Bag 35. Rencana Mengudeta
Aku mengerjap pelan. Kepalaku berat, pusing. Pandanganku berkunang-kunang, kabur seakan dipenuhi oleh kabut tebal. Lusa sialan, mantra penidur jenis apa yang dia gunakan? Dormeo? Atau mungkin yang lebih kuat lagi, Somnolus Luxora? Dia tidak tahu apa, mantra itu tidak baik digunakan ke manusia karena efek sampingnya yang membuat target lemas beberapa hari.
Ketika pandanganku perlahan jelas dan kesadaranku pulih sedikit demi sedikit, aku mendapati suasana yang familiar. Menara batu, aroma pengap dan lembap yang tak asing, hawa dingin menembus kulit.
Tempat ini adalah penjara budak.
"Tidak..., kenapa aku kembali ke sini?" lirihku mencoba menenangkan diri, meskipun perasaan panik telah menyeruak.
Saat menggerakkan tangan yang kaku dan perih, bunyi gemerincing logam terdengar bergema nyaring. Akhirnya aku menyadari posisiku. Tangan dan kakiku dirantai. Aku terkunci di atas meja altar persembahan.
Kucoba memanggil Sinyi dan melafalkan mantra apa pun, namun tidak ada yang terjadi. Sepertinya borgol ini dilapisi rune segel yang memblokir sihirku.
Apa kubilang? Jadi penyihir tidak selalu menyenangkan. Sekali bertemu item yang bisa menyegel magia, mereka tak berguna.
Sial, deja vu ini begitu kental. Terkurung tanpa terlihatnya jalan keluar, seperti yang pernah kualami di episode dua. Bedanya sekarang aku dirantai, persamaannya aku dibohongi dan diculik. Semua seperti pengulangan mimpi buruk yang kubenci.
Nah, sekarang bagusnya bagaimana?
Masuk ke mode spirit dan meninggalkan tubuh manusiaku untuk mencari petunjuk? Ogah ah, itu ide buruk. Bagaimana kalau mereka melakukan sesuatu pada badanku? Ibu sudah susah payah membuatnya.
"Oh, kau sudah bangun."
Suara Esok menyusup. Aku menoleh sedikit, melihat gadis itu bersandar di dinding dengan tangan terlipat di dada.
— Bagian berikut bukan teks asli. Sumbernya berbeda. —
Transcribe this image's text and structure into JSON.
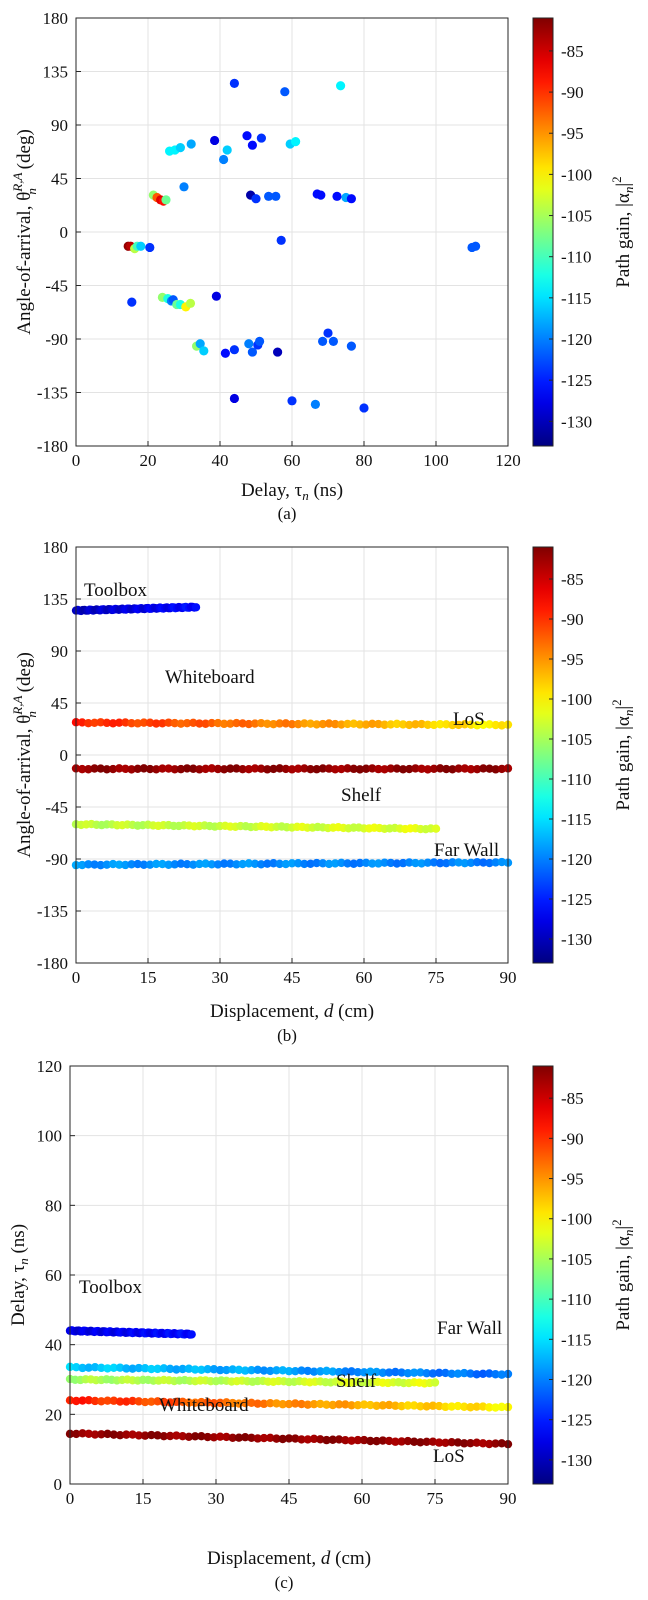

Kalau saja aku punya stamina, kalau saja aku tidak dirantai, aku sudah membentak atau melemparinya dengan sesuatu. Tapi karena efek mantra adiknya, aku hanya bisa diam. Mengumpat sepuasnya dalam hati.
"Kenapa diam? Kau marah?"
Astaga, apa dia serius? Teman yang kau kira bisa dipercaya ternyata penculik yang diam-diam menangkap murid-murid untuk diserahkan ke pihak lain dan dia bertanya: kau marah? Tidak, aku penuh rasa syukur dan ingin mengucapkan terima kasih, sialan!
Esok mendekat, menatapku dengan sorot mata yang sulit ditebak. "Maaf ya. Kurasa Lusa sedikit berlebihan. Tapi itu harus dilakukan untuk penyihir sekelas dirimu."
Aku mendengus lemah. "Oh, jadi kau mengakuiku sebagai penyihir berkelas."
Esok mengangkat bahu. "Tentu saja. Hanya orang bodoh yang tidak menyadarinya. Kau mungkin bukan bangsawan, tapi magia yang mengalir dalam dirimu sangat jernih... berbeda dari penyihir pada umumnya."
Ucapannya sejenak membuatku terdiam. Bukan karena pujian itu, tapi karena kesadaran bahwa mereka sudah lama mengamatiku, menganalisis kekuatanku. Semua ini bukan kebetulan. Aku bukan target acak, melainkan sasaran yang sudah mereka perhitungkan matang-matang.
Tapi kabar baiknya, kelihatannya mereka tidak tahu aku spirit angin. Mereka hanya mengira aku punya magia yang istimewa.
"Itulah kenapa Lusa tidak mau mengambil risiko dan menggunakan mantra terkuat. Kita tidak ingin kau melakukan sesuatu yang merepotkan," lanjutnya datar.
Kata-katanya menegaskan jika mereka sangat siap menghadapi apa pun, termasuk kemungkinan aku melawan. Semakin jelas bagiku bahwa mereka sudah memikirkan setiap langkah dengan hati-hati, seolah aku memang ancaman yang harus dikendalikan.
"Enyahlah," usirku, sudah malas dengannya.
Esok menundukkan kepala. "Kalau saja situasinya baik, kuharap kita bisa berteman lagi. Kau teman yang menyenangkan."
"Selera humormu sangat buruk, Esok."
"Percayalah, Kala, ini semua demi masa depan Klan Penyihir. Kami tidak akan melukaimu. Kami hanya butuh magia-mu."
"Bedakan definisi kebutuhan dan mencuri."
Tiba-tiba, suara langkah kaki memecah ketegangan. Empat sosok pria berjubah muncul dari balik bayang-bayang, wajah mereka tersembunyi di balik tudung jubah. Padahal mereka tidak perlu repot-repot melakukannya karena aku sudah tahu.
Seringaian sinis muncul di wajahku. "Ini mereka, para bintang utamanya."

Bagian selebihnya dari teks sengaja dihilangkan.